До меня доходили слухи, что мой научный руководитель пользуется репутацией не слишком щепетильного человека. Но я не верила – мало ли чего наговорят обиженные или неудачники – и все же старалась намекнуть ему, что хитрить со мной – дело неблагодарное, что не поддамся я на его уловки, что полезнее для него и науки наладить со мной контакт и оказывать помощь. Наивная! Он только ухмылялся. В спорах с ним я попадала в логический капкан его заумных, витиеватых речей – он ловко уводил меня в нужном только ему направлении – и тогда наши беседы превращались, к удовольствию руководителя, в его сплошной монолог, и лицо ученого освещала торжествующая усмешка. Он умело и решительно отметал в сторону все мои рассуждения.

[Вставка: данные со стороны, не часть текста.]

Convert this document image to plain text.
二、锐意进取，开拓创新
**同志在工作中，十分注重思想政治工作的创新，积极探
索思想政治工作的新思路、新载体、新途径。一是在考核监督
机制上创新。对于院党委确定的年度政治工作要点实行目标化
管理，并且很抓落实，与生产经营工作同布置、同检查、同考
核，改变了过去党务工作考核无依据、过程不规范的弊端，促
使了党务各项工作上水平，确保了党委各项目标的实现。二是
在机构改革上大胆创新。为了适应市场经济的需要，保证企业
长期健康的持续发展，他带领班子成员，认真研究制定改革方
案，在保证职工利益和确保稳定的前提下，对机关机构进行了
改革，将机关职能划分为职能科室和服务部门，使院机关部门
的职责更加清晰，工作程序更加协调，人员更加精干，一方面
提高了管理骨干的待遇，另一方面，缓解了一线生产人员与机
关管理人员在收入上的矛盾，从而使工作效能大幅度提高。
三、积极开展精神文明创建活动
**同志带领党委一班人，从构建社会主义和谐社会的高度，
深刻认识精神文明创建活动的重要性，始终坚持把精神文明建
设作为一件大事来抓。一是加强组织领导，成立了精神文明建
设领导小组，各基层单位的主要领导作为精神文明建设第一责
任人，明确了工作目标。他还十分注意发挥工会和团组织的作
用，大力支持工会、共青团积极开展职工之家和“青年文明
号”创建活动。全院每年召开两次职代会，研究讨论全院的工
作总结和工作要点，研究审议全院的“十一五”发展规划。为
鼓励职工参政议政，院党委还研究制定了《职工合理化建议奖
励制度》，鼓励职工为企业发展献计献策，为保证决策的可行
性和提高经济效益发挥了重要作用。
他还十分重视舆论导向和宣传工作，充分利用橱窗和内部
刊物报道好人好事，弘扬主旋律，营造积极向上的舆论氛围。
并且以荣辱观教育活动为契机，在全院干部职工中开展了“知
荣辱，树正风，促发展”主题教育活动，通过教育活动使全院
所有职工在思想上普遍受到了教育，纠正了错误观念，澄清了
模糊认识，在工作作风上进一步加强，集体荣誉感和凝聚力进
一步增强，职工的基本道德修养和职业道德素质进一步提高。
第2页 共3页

До чего же молодость ранима и беззащитна! Я впадала в депрессию. Мне хотелось кричать: «Гори оно всё синим пламенем!» И все-таки у меня оставалось стойкое ощущение, что моя работа достойна того, чтобы ее заметили, что мои идеи имеют право на существование и что я не меньше, чем кто-либо другой, достойна поддержки. По молодости или из ложной скромности я сильно комплексовала и, наверное, недостаточно настойчиво оспаривала мнение руководителя, мне не хватало решительности. Я по-доброму завидовала легкости, с которой общались мои знакомые аспиранты-москвичи со своими руководителями, удивлялась их умению свободно вращаться в кругах разного уровня, чувствовать себя в любых ситуациях как рыба в воде. У них это получалось замечательно! К сожалению, я не могла сказать того же о себе. Я зачастую выглядела примитивной, «деревней». Мне не хватало их манеры равнодушно говорить о делах, которые особенно волнуют, изображать чувства, не имеющие ничего общего с теми, что в действительности охватывают в тот момент, и поступать так всякий раз, когда жизнь делала ставку на выявление истинного положения вещей. Это умение сослужило бы мне немалую службу.